Oysaki kadın adildir. 

Hakkı, hak edene vermeden yaşama devam etemeyi içine sindiremeyen bir varlıktır. Aynı zamanda tertipleyici ve disipline edicidir. Kadının elindeki güç; bugün güçlü olduklarını savunan erkek egemen toplulukların çekindiği bir enerjidir. Yapabilecekleri sınırlandırılamaz ve adaleti katıksızdır. Herşeyin ötesinde kadın; istediği, arzu ettiği herşeye, tıpkı adalette olduğu gibi sadık olabilen, tutkulu bir canlıdır.

Ve bir kadın ofsaytı, bir erkekten daha net açıklayabilir, daha kesin kararlar verebilir, daha heyecanlı bağırabilir, daha çok strateji üretebilir, topu çok daha iyi takip ettiği için kaleciden önce kendini sıçrarken bulabilir. Bir kadın; futbolu, erkeklerden başkasının oynamaması gerektiğini kabul etse de, bir bayan olmaya devam ederek maçı destekleyebilir. Yerinde küfürler edebilir ya da erkeklerin stres atmak için ettiği küfürlere ters ters bakmadan, gülümseyebilir.

Bir bayan için futbol, düşünüldüğünden çok daha fazla şey ifade edebilir.

Futbol bir aşktır, kadını her zaman mutlu edebilen, inişli çıkışlı bir inancı beraberinde getiren.

Futbol bir heyecan nedenidir, çok küçük şeylerle bile mutlu olmayı başarabilen, yüce gönüllü bir anneyi, uzun zamandır hissetmediği bir çılgınlığın içine düşürmeyi başarabilen.
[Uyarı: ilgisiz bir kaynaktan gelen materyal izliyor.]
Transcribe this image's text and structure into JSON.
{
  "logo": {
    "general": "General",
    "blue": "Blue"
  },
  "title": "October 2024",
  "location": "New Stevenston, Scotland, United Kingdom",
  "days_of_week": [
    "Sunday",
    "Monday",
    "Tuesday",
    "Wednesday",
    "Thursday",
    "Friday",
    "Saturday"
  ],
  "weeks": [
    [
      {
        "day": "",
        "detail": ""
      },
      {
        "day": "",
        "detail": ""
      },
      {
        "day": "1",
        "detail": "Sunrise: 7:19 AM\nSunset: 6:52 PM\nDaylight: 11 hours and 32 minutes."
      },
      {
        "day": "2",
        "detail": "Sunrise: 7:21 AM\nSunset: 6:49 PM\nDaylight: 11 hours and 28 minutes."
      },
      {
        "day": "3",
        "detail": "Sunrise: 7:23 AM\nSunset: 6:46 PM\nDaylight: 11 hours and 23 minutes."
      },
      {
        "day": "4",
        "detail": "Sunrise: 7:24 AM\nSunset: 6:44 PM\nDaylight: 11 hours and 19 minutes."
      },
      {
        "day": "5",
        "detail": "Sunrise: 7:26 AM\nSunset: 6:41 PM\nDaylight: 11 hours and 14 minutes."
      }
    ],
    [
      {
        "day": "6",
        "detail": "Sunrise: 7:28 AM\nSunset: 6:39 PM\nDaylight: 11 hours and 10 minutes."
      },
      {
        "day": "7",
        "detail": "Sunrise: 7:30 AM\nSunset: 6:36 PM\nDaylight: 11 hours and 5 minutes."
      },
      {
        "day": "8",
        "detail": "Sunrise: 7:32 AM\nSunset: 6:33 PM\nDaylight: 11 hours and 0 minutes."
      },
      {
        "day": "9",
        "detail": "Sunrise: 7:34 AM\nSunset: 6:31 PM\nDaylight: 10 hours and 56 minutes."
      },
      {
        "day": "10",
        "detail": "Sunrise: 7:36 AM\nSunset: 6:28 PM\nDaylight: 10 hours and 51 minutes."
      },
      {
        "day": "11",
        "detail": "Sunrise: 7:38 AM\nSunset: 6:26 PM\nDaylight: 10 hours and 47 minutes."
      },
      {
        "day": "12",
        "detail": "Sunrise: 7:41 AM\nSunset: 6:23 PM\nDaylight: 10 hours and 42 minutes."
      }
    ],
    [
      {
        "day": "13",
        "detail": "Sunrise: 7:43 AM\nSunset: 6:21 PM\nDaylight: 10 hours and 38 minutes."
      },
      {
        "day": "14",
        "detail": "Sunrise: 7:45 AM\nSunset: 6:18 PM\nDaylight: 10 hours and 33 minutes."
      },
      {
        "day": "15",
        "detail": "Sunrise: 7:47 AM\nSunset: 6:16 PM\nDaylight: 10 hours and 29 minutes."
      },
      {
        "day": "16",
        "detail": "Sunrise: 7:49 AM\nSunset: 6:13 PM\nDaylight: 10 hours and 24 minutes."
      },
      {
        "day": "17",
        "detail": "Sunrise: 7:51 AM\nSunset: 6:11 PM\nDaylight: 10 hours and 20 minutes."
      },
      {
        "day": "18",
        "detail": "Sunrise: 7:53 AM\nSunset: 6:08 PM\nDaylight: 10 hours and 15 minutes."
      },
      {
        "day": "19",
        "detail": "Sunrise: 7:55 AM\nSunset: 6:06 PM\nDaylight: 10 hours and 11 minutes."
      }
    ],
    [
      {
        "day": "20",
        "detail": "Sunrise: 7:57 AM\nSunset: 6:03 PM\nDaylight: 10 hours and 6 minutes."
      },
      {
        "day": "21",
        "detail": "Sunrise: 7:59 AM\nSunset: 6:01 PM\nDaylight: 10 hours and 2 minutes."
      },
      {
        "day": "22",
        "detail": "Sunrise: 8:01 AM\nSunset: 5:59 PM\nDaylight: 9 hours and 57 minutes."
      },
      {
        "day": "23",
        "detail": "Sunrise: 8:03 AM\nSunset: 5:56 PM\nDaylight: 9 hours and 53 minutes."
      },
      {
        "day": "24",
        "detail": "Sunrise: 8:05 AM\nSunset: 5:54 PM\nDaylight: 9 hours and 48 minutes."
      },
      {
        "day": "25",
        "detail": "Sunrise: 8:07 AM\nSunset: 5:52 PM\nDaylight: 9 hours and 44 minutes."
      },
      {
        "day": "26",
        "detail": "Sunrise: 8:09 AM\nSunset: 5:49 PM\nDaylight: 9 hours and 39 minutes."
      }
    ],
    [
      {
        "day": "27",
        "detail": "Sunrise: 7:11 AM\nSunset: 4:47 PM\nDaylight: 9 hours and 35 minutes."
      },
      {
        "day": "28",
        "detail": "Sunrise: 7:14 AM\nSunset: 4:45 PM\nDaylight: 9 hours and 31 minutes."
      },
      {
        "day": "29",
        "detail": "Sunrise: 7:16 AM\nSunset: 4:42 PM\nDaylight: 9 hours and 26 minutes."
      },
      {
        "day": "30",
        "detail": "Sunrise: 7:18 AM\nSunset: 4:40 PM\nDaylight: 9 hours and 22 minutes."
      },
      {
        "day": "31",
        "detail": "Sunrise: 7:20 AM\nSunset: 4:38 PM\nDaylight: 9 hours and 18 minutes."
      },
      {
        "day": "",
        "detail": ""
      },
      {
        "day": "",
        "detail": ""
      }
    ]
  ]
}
Futbol bir ayakkabıdır, kadının tutkuyla görmeyi ve dokunmayı isteyeceği.

Futbol bir kadının sevinme, sorumluluklar altına girmeden mutlu olma hakkıdır.

Bir kadın için futbol, düşünüldüğünden çok daha fazla şey ifade edebilir.
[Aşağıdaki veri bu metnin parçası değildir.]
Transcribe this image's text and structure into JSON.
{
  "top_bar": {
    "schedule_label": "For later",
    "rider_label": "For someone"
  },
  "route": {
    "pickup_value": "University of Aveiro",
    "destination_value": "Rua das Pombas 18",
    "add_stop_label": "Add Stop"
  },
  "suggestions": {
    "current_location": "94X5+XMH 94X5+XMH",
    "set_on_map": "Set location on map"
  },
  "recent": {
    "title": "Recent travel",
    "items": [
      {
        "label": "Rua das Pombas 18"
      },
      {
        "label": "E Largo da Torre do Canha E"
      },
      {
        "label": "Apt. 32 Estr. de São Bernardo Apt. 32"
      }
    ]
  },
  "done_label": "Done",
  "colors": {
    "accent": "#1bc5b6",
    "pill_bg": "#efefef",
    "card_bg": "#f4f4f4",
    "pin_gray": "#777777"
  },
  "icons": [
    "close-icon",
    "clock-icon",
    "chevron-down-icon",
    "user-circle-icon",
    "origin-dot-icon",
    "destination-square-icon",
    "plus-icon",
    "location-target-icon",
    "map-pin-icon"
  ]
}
Gerçek taraftar erkekler olduğu kadar, her zaman en cesur olabilen kadınlar içindir de.

Futbol en basitinden bir aşktır... ve cinsiyet ayırmadan en tatlı hayallere sürükler sizi.

Kazanmayı öğrenmenizi, sizi çileden çıkaran, hayat şartlarından sıyrılmanızı ve her zaman yüreğinizi atar halde tutmanızı sağlar.

Ve şu bilinmelidir ki;

Bir kadın için futbol, düşünüldüğünden çok daha fazla şey ifade edebilir. 

19 Mayıs 2012 Cumartesi

KALP DURDURAN FİNAL: Bayern Munich - Chelsea Savaşı

Almanlar'ın güçlü savaşçısı; Bayern Munich, yüzyıllardır akıllı stratejileriyle tanınan İngilizler'e Şampiyonlar Ligi finalinde yenildi ve kupayı 2012 için kaybetti. Daha önce hiç bu kupayı kaldıramamış olan Mavililer ise, sevinç çığlıklarıyla Munich stadını fethettiler. 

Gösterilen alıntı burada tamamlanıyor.